I don’t think I’ll be going back to Bergen before the end of my Fulbright so I thought I’d go ahead and summarize what I’ve learned about Bergen thus far:
- An umbrella is crucial. Also, be prepared to encounter multiple types of weather.
- Most things in Bergen and in the wider Bergen area shut down after August/September or have reduced hours. So, if you’re planning a trip to either Bergen or the surrounding area make sure that everything you want to see is actually open.
- If you plan on doing any driving check the road conditions. If you cross over Bergen’s mountains you’ll encounter a significant temperature drop and, depending on the time of year, snow and icy conditions.
- As for things to do in Bergen, I highly enjoyed Pepperkakebyen (which runs from the end of November to the end of December), Bryggen is nice to walk around, the funicular provides a great view of the city on a clear day, and I’ve heard that the Kode is an amazing art museum.
The next day we decided to stick a bit closer to Bergen. We took the car on a quick drive out to the local stave church, Fantoft. The church was closed but the three of us still enjoyed getting to walk around the exterior. As you can see, the church and its craftsmanship are pretty incredible considering that it was originally built and designed in 1150.
Afterwards, we headed to Edvard Grieg’s house. Kyle had warned me that the museum would be closed, but he also said that it would still be worth walking around the property. So we stopped by, and to our great surprise the administrators of the museum even offered to open up the house for us. We didn’t really want to disturb them so we opted not to take them up on their offer, but we did have a good time slipping and sliding around Grieg’s fairly icy property.
After we had paid homage to Grieg we set off in the car. Chris wanted to check out more of the surrounding Bergen area so we drove out to one of the peninsulas around Bergen past Straume and North towards Ågotnes. Unlike our drive yesterday, there was no snow in sight. I suppose it’s a perk of being right on the water. If you want a better idea of where everything is, it is all pinned on the Map page.
Because it was rapidly becoming dark, we decided to return the car around 2pm and walk around Bergen (sunset was around 3:30). First we stopped by Bergenhus Fortress which was closed (again most things seem to either have reduced hours or are closed after August/September). After that we walked around Bryggen and spent some time in the shops there. Bryggen was definitely not as bustling as it was when I visited around August, but it was also nice not to be surrounded by tourists. Alix has also been trying to convince me for weeks that I need to wear a hat outside. Well Alix finally won the hat battle in Bryggen. The three of us wandered into a fur shop and with some encouragement from Alix I walked out with a wool and rabbit hat. It wasn’t exactly the tourist item I thought I’d leave Bergen with, but I admit that it has kept me warm.

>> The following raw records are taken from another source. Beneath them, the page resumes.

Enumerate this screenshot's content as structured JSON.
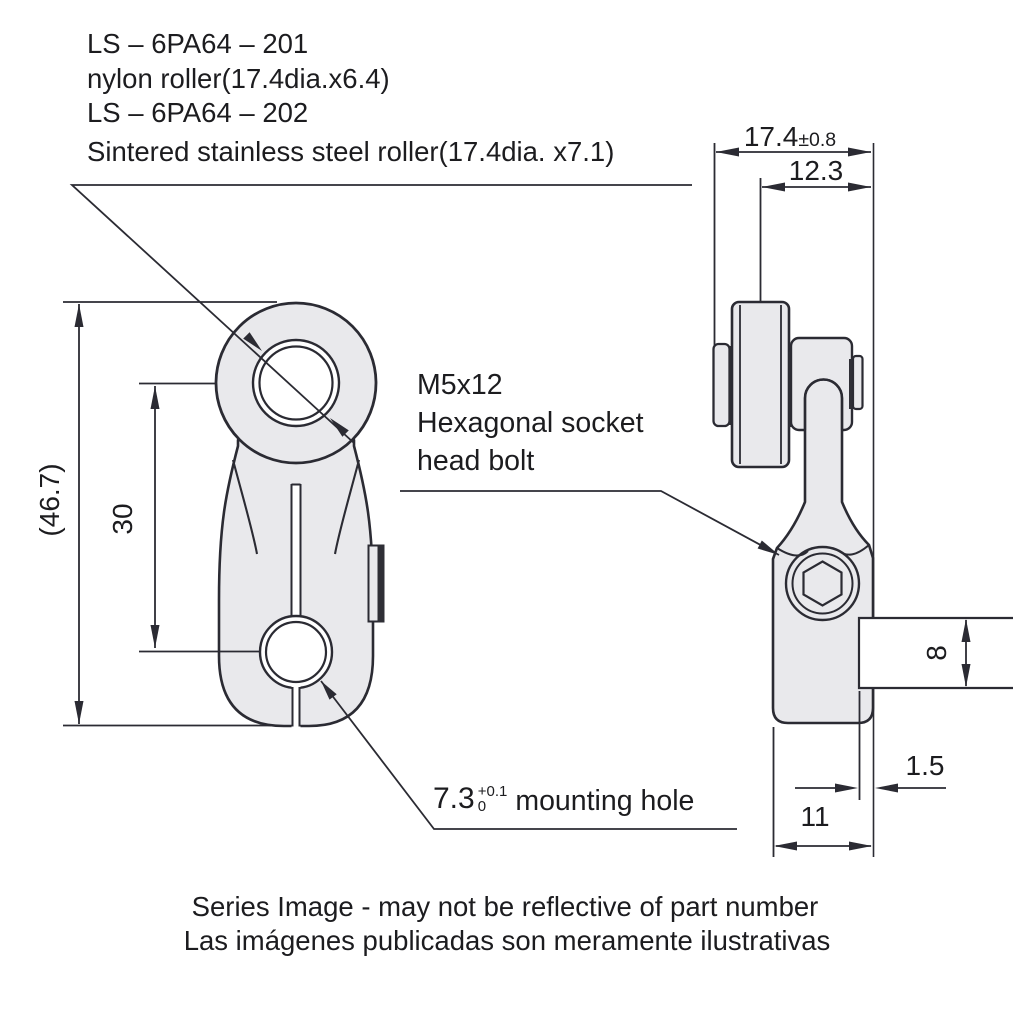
{
  "colors": {
    "line": "#2b2b33",
    "fill": "#e9e9ec",
    "dark": "#2f2f36",
    "text": "#1c1c1f"
  },
  "part_labels": {
    "line1": "LS – 6PA64 – 201",
    "line2": "nylon roller(17.4dia.x6.4)",
    "line3": "LS – 6PA64 – 202",
    "line4": "Sintered stainless steel roller(17.4dia. x7.1)"
  },
  "bolt_note": {
    "line1": "M5x12",
    "line2": "Hexagonal socket",
    "line3": "head bolt"
  },
  "mounting_hole_note": {
    "value": "7.3",
    "tol_upper": "+0.1",
    "tol_lower": "0",
    "label": "mounting hole"
  },
  "dimensions": {
    "overall_width": "17.4",
    "overall_width_tol": "±0.8",
    "roller_to_face": "12.3",
    "overall_length": "(46.7)",
    "center_spacing": "30",
    "plate_thickness": "8",
    "face_offset": "1.5",
    "lever_thickness": "11"
  },
  "footer": {
    "line1": "Series Image - may not be reflective of part number",
    "line2": "Las imágenes publicadas son meramente ilustrativas"
  }
}
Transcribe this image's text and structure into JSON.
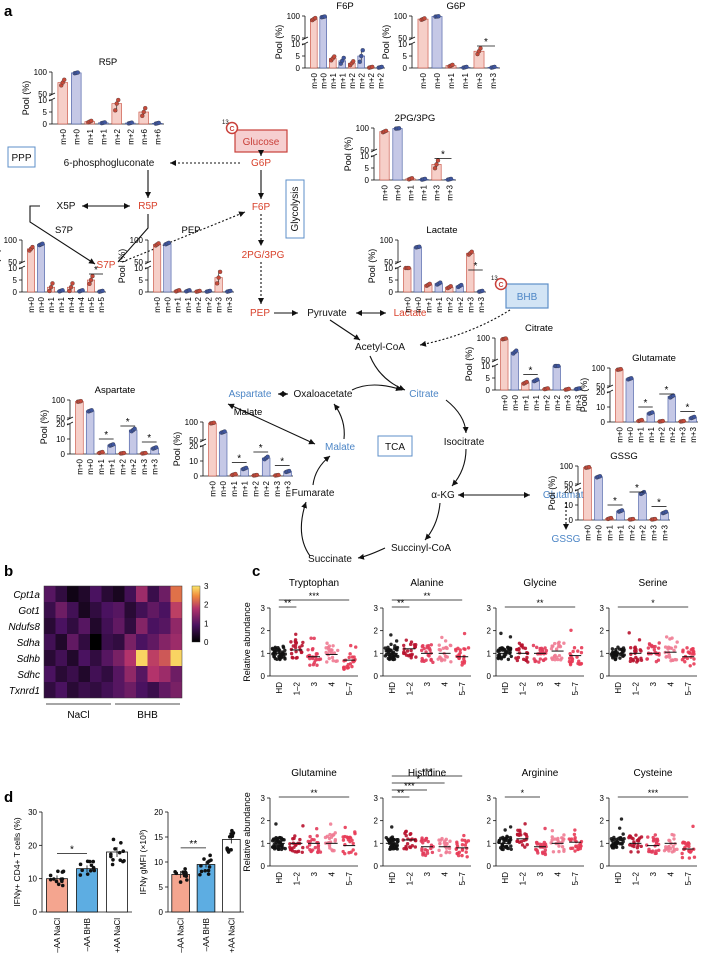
{
  "panel_labels": [
    "a",
    "b",
    "c",
    "d"
  ],
  "colors": {
    "nacl_fill": "#f6cfc8",
    "nacl_dot": "#c64a3a",
    "bhb_fill": "#c5c8e6",
    "bhb_dot": "#3f56a0",
    "red_text": "#d8412b",
    "blue_text": "#4d86c6",
    "glucose_box_fill": "#f6cfd0",
    "glucose_box_stroke": "#c9403a",
    "bhb_box_fill": "#d2e4f5",
    "bhb_box_stroke": "#5d8fc8",
    "heatmap_low": "#000000",
    "heatmap_mid": "#b3336b",
    "heatmap_high": "#fbe66b",
    "bar_aa_nacl": "#f4a58f",
    "bar_aa_bhb": "#5dade2",
    "bar_plus_aa": "#ffffff"
  },
  "pathway": {
    "nodes": {
      "glucose": "Glucose",
      "g6p": "G6P",
      "f6p": "F6P",
      "pg": "2PG/3PG",
      "pep": "PEP",
      "pyruvate": "Pyruvate",
      "lactate": "Lactate",
      "acetyl": "Acetyl-CoA",
      "citrate": "Citrate",
      "isocitrate": "Isocitrate",
      "akg": "α-KG",
      "glutamate": "Glutamate",
      "gssg": "GSSG",
      "succinyl": "Succinyl-CoA",
      "succinate": "Succinate",
      "fumarate": "Fumarate",
      "malate": "Malate",
      "oaa": "Oxaloacetate",
      "aspartate": "Aspartate",
      "phosphogluconate": "6-phosphogluconate",
      "x5p": "X5P",
      "r5p": "R5P",
      "s7p": "S7P",
      "bhb": "BHB"
    },
    "labels": {
      "ppp": "PPP",
      "glycolysis": "Glycolysis",
      "tca": "TCA",
      "isotope": "13",
      "isotope_symbol": "C"
    }
  },
  "chart_data": [
    {
      "type": "bar",
      "id": "R5P",
      "title": "R5P",
      "ylabel": "Pool (%)",
      "ylim": [
        0,
        100
      ],
      "yticks_low": [
        0,
        5,
        10
      ],
      "yticks_high": [
        50,
        100
      ],
      "categories": [
        "m+0",
        "m+0",
        "m+1",
        "m+1",
        "m+2",
        "m+2",
        "m+6",
        "m+6"
      ],
      "values": [
        76,
        98,
        1,
        0.5,
        8.5,
        0.4,
        5,
        0.3
      ],
      "errors": [
        8,
        1,
        0.4,
        0.2,
        3.5,
        0.2,
        2,
        0.2
      ],
      "groups": [
        "NaCl",
        "BHB",
        "NaCl",
        "BHB",
        "NaCl",
        "BHB",
        "NaCl",
        "BHB"
      ],
      "sig": []
    },
    {
      "type": "bar",
      "id": "F6P",
      "title": "F6P",
      "ylabel": "Pool (%)",
      "ylim": [
        0,
        100
      ],
      "yticks_low": [
        0,
        5,
        10
      ],
      "yticks_high": [
        50,
        100
      ],
      "categories": [
        "m+0",
        "m+0",
        "m+1",
        "m+1",
        "m+2",
        "m+2",
        "m+2",
        "m+2"
      ],
      "values": [
        93,
        98,
        4,
        3,
        2,
        5,
        0.3,
        0.3
      ],
      "errors": [
        3,
        1,
        1,
        1.5,
        1,
        3,
        0.2,
        0.2
      ],
      "groups": [
        "NaCl",
        "BHB",
        "NaCl",
        "BHB",
        "NaCl",
        "BHB",
        "NaCl",
        "BHB"
      ],
      "sig": []
    },
    {
      "type": "bar",
      "id": "G6P",
      "title": "G6P",
      "ylabel": "Pool (%)",
      "ylim": [
        0,
        100
      ],
      "yticks_low": [
        0,
        5,
        10
      ],
      "yticks_high": [
        50,
        100
      ],
      "categories": [
        "m+0",
        "m+0",
        "m+1",
        "m+1",
        "m+3",
        "m+3"
      ],
      "values": [
        93,
        99,
        1,
        0.3,
        7,
        0.3
      ],
      "errors": [
        2,
        0.5,
        0.4,
        0.2,
        1.5,
        0.2
      ],
      "groups": [
        "NaCl",
        "BHB",
        "NaCl",
        "BHB",
        "NaCl",
        "BHB"
      ],
      "sig": [
        {
          "from": 4,
          "to": 5,
          "label": "*"
        }
      ]
    },
    {
      "type": "bar",
      "id": "PG",
      "title": "2PG/3PG",
      "ylabel": "Pool (%)",
      "ylim": [
        0,
        100
      ],
      "yticks_low": [
        0,
        5,
        10
      ],
      "yticks_high": [
        50,
        100
      ],
      "categories": [
        "m+0",
        "m+0",
        "m+1",
        "m+1",
        "m+3",
        "m+3"
      ],
      "values": [
        92,
        99,
        0.5,
        0.3,
        6.5,
        0.3
      ],
      "errors": [
        2,
        0.5,
        0.3,
        0.2,
        2,
        0.2
      ],
      "groups": [
        "NaCl",
        "BHB",
        "NaCl",
        "BHB",
        "NaCl",
        "BHB"
      ],
      "sig": [
        {
          "from": 4,
          "to": 5,
          "label": "*"
        }
      ]
    },
    {
      "type": "bar",
      "id": "Lactate",
      "title": "Lactate",
      "ylabel": "Pool (%)",
      "ylim": [
        0,
        100
      ],
      "yticks_low": [
        0,
        5,
        10
      ],
      "yticks_high": [
        50,
        100
      ],
      "categories": [
        "m+0",
        "m+0",
        "m+1",
        "m+1",
        "m+2",
        "m+2",
        "m+3",
        "m+3"
      ],
      "values": [
        30,
        84,
        3,
        3.5,
        2,
        2.5,
        70,
        0.3
      ],
      "errors": [
        8,
        1,
        0.5,
        0.5,
        0.5,
        0.5,
        4,
        0.2
      ],
      "groups": [
        "NaCl",
        "BHB",
        "NaCl",
        "BHB",
        "NaCl",
        "BHB",
        "NaCl",
        "BHB"
      ],
      "sig": [
        {
          "from": 6,
          "to": 7,
          "label": "*"
        }
      ]
    },
    {
      "type": "bar",
      "id": "S7P",
      "title": "S7P",
      "ylabel": "Pool (%)",
      "ylim": [
        0,
        100
      ],
      "yticks_low": [
        0,
        5,
        10
      ],
      "yticks_high": [
        50,
        100
      ],
      "categories": [
        "m+0",
        "m+0",
        "m+1",
        "m+1",
        "m+4",
        "m+4",
        "m+5",
        "m+5"
      ],
      "values": [
        80,
        90,
        2,
        0.5,
        2,
        0.5,
        5,
        0.3
      ],
      "errors": [
        5,
        2,
        2,
        0.3,
        2,
        0.3,
        2,
        0.2
      ],
      "groups": [
        "NaCl",
        "BHB",
        "NaCl",
        "BHB",
        "NaCl",
        "BHB",
        "NaCl",
        "BHB"
      ],
      "sig": [
        {
          "from": 6,
          "to": 7,
          "label": "*"
        }
      ]
    },
    {
      "type": "bar",
      "id": "PEP",
      "title": "PEP",
      "ylabel": "Pool (%)",
      "ylim": [
        0,
        100
      ],
      "yticks_low": [
        0,
        5,
        10
      ],
      "yticks_high": [
        50,
        100
      ],
      "categories": [
        "m+0",
        "m+0",
        "m+1",
        "m+1",
        "m+2",
        "m+2",
        "m+3",
        "m+3"
      ],
      "values": [
        90,
        92,
        0.5,
        0.5,
        0.3,
        0.3,
        6,
        0.3
      ],
      "errors": [
        3,
        2,
        0.3,
        0.3,
        0.2,
        0.2,
        3,
        0.2
      ],
      "groups": [
        "NaCl",
        "BHB",
        "NaCl",
        "BHB",
        "NaCl",
        "BHB",
        "NaCl",
        "BHB"
      ],
      "sig": []
    },
    {
      "type": "bar",
      "id": "Citrate",
      "title": "Citrate",
      "ylabel": "Pool (%)",
      "ylim": [
        0,
        100
      ],
      "yticks_low": [
        0,
        5,
        10
      ],
      "yticks_high": [
        50,
        100
      ],
      "categories": [
        "m+0",
        "m+0",
        "m+1",
        "m+1",
        "m+2",
        "m+2",
        "m+3",
        "m+3"
      ],
      "values": [
        98,
        68,
        3,
        4,
        0.5,
        28,
        0.3,
        0.5
      ],
      "errors": [
        1,
        4,
        0.4,
        0.4,
        0.2,
        3,
        0.2,
        0.2
      ],
      "groups": [
        "NaCl",
        "BHB",
        "NaCl",
        "BHB",
        "NaCl",
        "BHB",
        "NaCl",
        "BHB"
      ],
      "sig": [
        {
          "from": 2,
          "to": 3,
          "label": "*"
        }
      ]
    },
    {
      "type": "bar",
      "id": "Glutamate",
      "title": "Glutamate",
      "ylabel": "Pool (%)",
      "ylim": [
        0,
        100
      ],
      "yticks_low": [
        0,
        10,
        20
      ],
      "yticks_high": [
        50,
        100
      ],
      "categories": [
        "m+0",
        "m+0",
        "m+1",
        "m+1",
        "m+2",
        "m+2",
        "m+3",
        "m+3"
      ],
      "values": [
        96,
        70,
        1,
        6,
        0.5,
        17,
        0.5,
        3
      ],
      "errors": [
        1,
        2,
        0.4,
        0.5,
        0.2,
        0.8,
        0.2,
        0.5
      ],
      "groups": [
        "NaCl",
        "BHB",
        "NaCl",
        "BHB",
        "NaCl",
        "BHB",
        "NaCl",
        "BHB"
      ],
      "sig": [
        {
          "from": 2,
          "to": 3,
          "label": "*"
        },
        {
          "from": 4,
          "to": 5,
          "label": "*"
        },
        {
          "from": 6,
          "to": 7,
          "label": "*"
        }
      ]
    },
    {
      "type": "bar",
      "id": "Aspartate",
      "title": "Aspartate",
      "ylabel": "Pool (%)",
      "ylim": [
        0,
        100
      ],
      "yticks_low": [
        0,
        10,
        20
      ],
      "yticks_high": [
        50,
        100
      ],
      "categories": [
        "m+0",
        "m+0",
        "m+1",
        "m+1",
        "m+2",
        "m+2",
        "m+3",
        "m+3"
      ],
      "values": [
        96,
        70,
        1,
        6,
        0.5,
        16,
        0.5,
        4
      ],
      "errors": [
        1,
        2,
        0.4,
        0.5,
        0.2,
        1,
        0.2,
        0.5
      ],
      "groups": [
        "NaCl",
        "BHB",
        "NaCl",
        "BHB",
        "NaCl",
        "BHB",
        "NaCl",
        "BHB"
      ],
      "sig": [
        {
          "from": 2,
          "to": 3,
          "label": "*"
        },
        {
          "from": 4,
          "to": 5,
          "label": "*"
        },
        {
          "from": 6,
          "to": 7,
          "label": "*"
        }
      ]
    },
    {
      "type": "bar",
      "id": "Malate",
      "title": "Malate",
      "ylabel": "Pool (%)",
      "ylim": [
        0,
        100
      ],
      "yticks_low": [
        0,
        10,
        20
      ],
      "yticks_high": [
        50,
        100
      ],
      "categories": [
        "m+0",
        "m+0",
        "m+1",
        "m+1",
        "m+2",
        "m+2",
        "m+3",
        "m+3"
      ],
      "values": [
        97,
        72,
        1,
        5,
        0.5,
        12,
        0.5,
        3
      ],
      "errors": [
        1,
        2,
        0.4,
        0.5,
        0.2,
        1,
        0.2,
        0.4
      ],
      "groups": [
        "NaCl",
        "BHB",
        "NaCl",
        "BHB",
        "NaCl",
        "BHB",
        "NaCl",
        "BHB"
      ],
      "sig": [
        {
          "from": 2,
          "to": 3,
          "label": "*"
        },
        {
          "from": 4,
          "to": 5,
          "label": "*"
        },
        {
          "from": 6,
          "to": 7,
          "label": "*"
        }
      ]
    },
    {
      "type": "bar",
      "id": "GSSG",
      "title": "GSSG",
      "ylabel": "Pool (%)",
      "ylim": [
        0,
        100
      ],
      "yticks_low": [
        0,
        10,
        20
      ],
      "yticks_high": [
        50,
        100
      ],
      "categories": [
        "m+0",
        "m+0",
        "m+1",
        "m+1",
        "m+2",
        "m+2",
        "m+3",
        "m+3"
      ],
      "values": [
        96,
        70,
        1,
        6,
        0.5,
        18,
        0.5,
        5
      ],
      "errors": [
        1,
        2,
        0.4,
        0.5,
        0.2,
        0.8,
        0.2,
        0.5
      ],
      "groups": [
        "NaCl",
        "BHB",
        "NaCl",
        "BHB",
        "NaCl",
        "BHB",
        "NaCl",
        "BHB"
      ],
      "sig": [
        {
          "from": 2,
          "to": 3,
          "label": "*"
        },
        {
          "from": 4,
          "to": 5,
          "label": "*"
        },
        {
          "from": 6,
          "to": 7,
          "label": "*"
        }
      ]
    },
    {
      "type": "heatmap",
      "id": "heatmap",
      "rows": [
        "Cpt1a",
        "Got1",
        "Ndufs8",
        "Sdha",
        "Sdhb",
        "Sdhc",
        "Txnrd1"
      ],
      "col_groups": [
        "NaCl",
        "BHB"
      ],
      "colorbar_ticks": [
        0,
        1,
        2,
        3
      ],
      "values": [
        [
          1.0,
          0.6,
          0.2,
          0.4,
          0.9,
          0.5,
          0.3,
          0.8,
          1.6,
          0.7,
          1.2,
          2.3
        ],
        [
          0.7,
          1.2,
          0.8,
          0.3,
          0.6,
          0.9,
          1.0,
          0.5,
          0.8,
          1.1,
          0.9,
          1.9
        ],
        [
          0.5,
          0.9,
          0.6,
          1.0,
          0.4,
          0.8,
          1.1,
          0.6,
          1.4,
          0.9,
          1.0,
          1.5
        ],
        [
          0.8,
          0.4,
          1.1,
          0.6,
          0.0,
          0.7,
          0.6,
          1.3,
          0.9,
          1.1,
          1.4,
          1.6
        ],
        [
          0.5,
          0.8,
          0.4,
          0.9,
          0.6,
          1.0,
          1.3,
          1.8,
          2.9,
          1.9,
          2.1,
          2.9
        ],
        [
          0.9,
          0.5,
          0.7,
          0.4,
          0.8,
          0.6,
          1.0,
          1.5,
          1.0,
          1.8,
          1.6,
          1.2
        ],
        [
          0.6,
          0.9,
          0.5,
          0.7,
          0.6,
          0.8,
          1.0,
          1.2,
          0.9,
          0.7,
          1.1,
          1.3
        ]
      ]
    },
    {
      "type": "scatter",
      "id": "c",
      "ylabel": "Relative abundance",
      "ylim": [
        0,
        3
      ],
      "yticks": [
        0,
        1,
        2,
        3
      ],
      "categories": [
        "HD",
        "1–2",
        "3",
        "4",
        "5–7"
      ],
      "panels": [
        {
          "title": "Tryptophan",
          "means": [
            1.0,
            1.15,
            0.85,
            0.95,
            0.7
          ],
          "sig": [
            {
              "from": 0,
              "to": 1,
              "label": "**"
            },
            {
              "from": 0,
              "to": 4,
              "label": "***"
            }
          ]
        },
        {
          "title": "Alanine",
          "means": [
            1.0,
            1.2,
            1.0,
            1.0,
            0.85
          ],
          "sig": [
            {
              "from": 0,
              "to": 1,
              "label": "**"
            },
            {
              "from": 0,
              "to": 4,
              "label": "**"
            }
          ]
        },
        {
          "title": "Glycine",
          "means": [
            1.0,
            1.0,
            1.0,
            1.1,
            0.9
          ],
          "sig": [
            {
              "from": 0,
              "to": 4,
              "label": "**"
            }
          ]
        },
        {
          "title": "Serine",
          "means": [
            1.0,
            1.0,
            1.0,
            1.05,
            0.85
          ],
          "sig": [
            {
              "from": 0,
              "to": 4,
              "label": "*"
            }
          ]
        },
        {
          "title": "Glutamine",
          "means": [
            1.0,
            1.0,
            1.0,
            1.0,
            0.9
          ],
          "sig": [
            {
              "from": 0,
              "to": 4,
              "label": "**"
            }
          ]
        },
        {
          "title": "Histidine",
          "means": [
            1.0,
            1.15,
            0.85,
            0.85,
            0.8
          ],
          "sig": [
            {
              "from": 0,
              "to": 1,
              "label": "**"
            },
            {
              "from": 0,
              "to": 2,
              "label": "***"
            },
            {
              "from": 0,
              "to": 3,
              "label": "*"
            },
            {
              "from": 0,
              "to": 4,
              "label": "***"
            }
          ]
        },
        {
          "title": "Arginine",
          "means": [
            1.0,
            1.2,
            0.85,
            1.0,
            1.05
          ],
          "sig": [
            {
              "from": 0,
              "to": 2,
              "label": "*"
            }
          ]
        },
        {
          "title": "Cysteine",
          "means": [
            1.0,
            1.0,
            0.9,
            1.0,
            0.75
          ],
          "sig": [
            {
              "from": 0,
              "to": 4,
              "label": "***"
            }
          ]
        }
      ]
    },
    {
      "type": "bar",
      "id": "d1",
      "ylabel": "IFNγ+ CD4+ T cells (%)",
      "ylim": [
        0,
        30
      ],
      "yticks": [
        0,
        10,
        20,
        30
      ],
      "categories": [
        "–AA NaCl",
        "–AA BHB",
        "+AA NaCl"
      ],
      "values": [
        10,
        13,
        18
      ],
      "errors": [
        1,
        1,
        1.5
      ],
      "sig": [
        {
          "from": 0,
          "to": 1,
          "label": "*"
        }
      ]
    },
    {
      "type": "bar",
      "id": "d2",
      "ylabel": "IFNγ gMFI (×10³)",
      "ylim": [
        0,
        20
      ],
      "yticks": [
        0,
        5,
        10,
        15,
        20
      ],
      "categories": [
        "–AA NaCl",
        "–AA BHB",
        "+AA NaCl"
      ],
      "values": [
        7.5,
        9.5,
        14.5
      ],
      "errors": [
        0.7,
        0.6,
        0.8
      ],
      "sig": [
        {
          "from": 0,
          "to": 1,
          "label": "**"
        }
      ]
    }
  ]
}
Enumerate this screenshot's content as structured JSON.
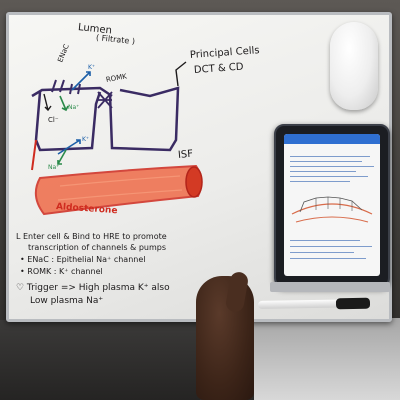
{
  "whiteboard": {
    "lumen": "Lumen",
    "filtrate": "( Filtrate )",
    "principal_cells": "Principal Cells",
    "dct_cd": "DCT & CD",
    "enac": "ENaC",
    "romk": "ROMK",
    "cl": "Cl⁻",
    "na": "Na⁺",
    "k": "K⁺",
    "isf": "ISF",
    "aldosterone": "Aldosterone",
    "notes": [
      "L Enter cell & Bind to HRE to promote",
      "transcription of channels & pumps",
      "• ENaC : Epithelial Na⁺ channel",
      "• ROMK : K⁺ channel",
      "♡ Trigger => High plasma K⁺ also",
      "Low plasma Na⁺"
    ]
  },
  "tablet": {
    "document_title": ""
  },
  "colors": {
    "ink_black": "#1d1b1c",
    "ink_purple": "#3a2b63",
    "ink_red": "#cf2b1f",
    "ink_blue": "#1c5fa8",
    "ink_green": "#2a8a4a"
  }
}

The next morning started with us experiencing some of Bergen’s infamous rain. Because we had been repeatedly warned about Bergen’s weather, the three of us had packed umbrellas that managed to protect us from the worst of it.
Before the trip started, the three of us had agreed to rent a car for two days. Thankfully Chris knows how to drive in snow. Alix and I are both from California, so the extent of our knowledge when it comes to driving in winter conditions is minimal. In fact, it pretty much consists of what we researched on a maine.gov website when we were trying to figure out how to drive on black ice in the Lofotens.
So, once we sorted things out with the rental car company we left Bergen behind. Alix and I both wanted to see stave churches so I thought we should drive up to the Borgund Stave Church and visit some of the stave churches in Vik if we had time. However, we soon ran into our first logistical difficulty: snow. It hadn’t occurred to any of us just how much snow would be beyond Bergen. Bergen has a pretty mild climate, but as soon as you cross the mountains you enter a completely different world. Snow was absolutely everywhere. For safety reasons, we didn’t drive particularly fast, and to Chris’s credit he did a great job driving. To give you an idea of how treacherous the roads were, we saw one car that had slid off the road and a big rig that overturned. In fact, there was so much snow that the big rig couldn’t even lay on the ground properly. It had slid partially off the road and was at about a 30 degree angle propped up by a snow drift.
Because the Borgund church was just over a three hour drive from Bergen I initially intended for us to make a pitstop at the Stalheim Hotel. The Stalheim has a fantastic view, as you can see from the Google Images picture below.
Unfortunately, the snow was making it look like the hotel might be the only destination that we would be able to make it to before dark. When we were on about hour three, Alix asked if I could look up the opening hours for the churches and for the hotel. This was where I encountered my second logistical error. All of these things closed around August/September. Turns out most attractions in the wider Bergen area close after the summer holiday season. Whoops.
Thankfully Alix and Chris weren’t too upset about this. Even though we never made it to the churches or the hotel (the driveway was completely blocked with snow) we all enjoyed the beautiful scenery that we saw along the way.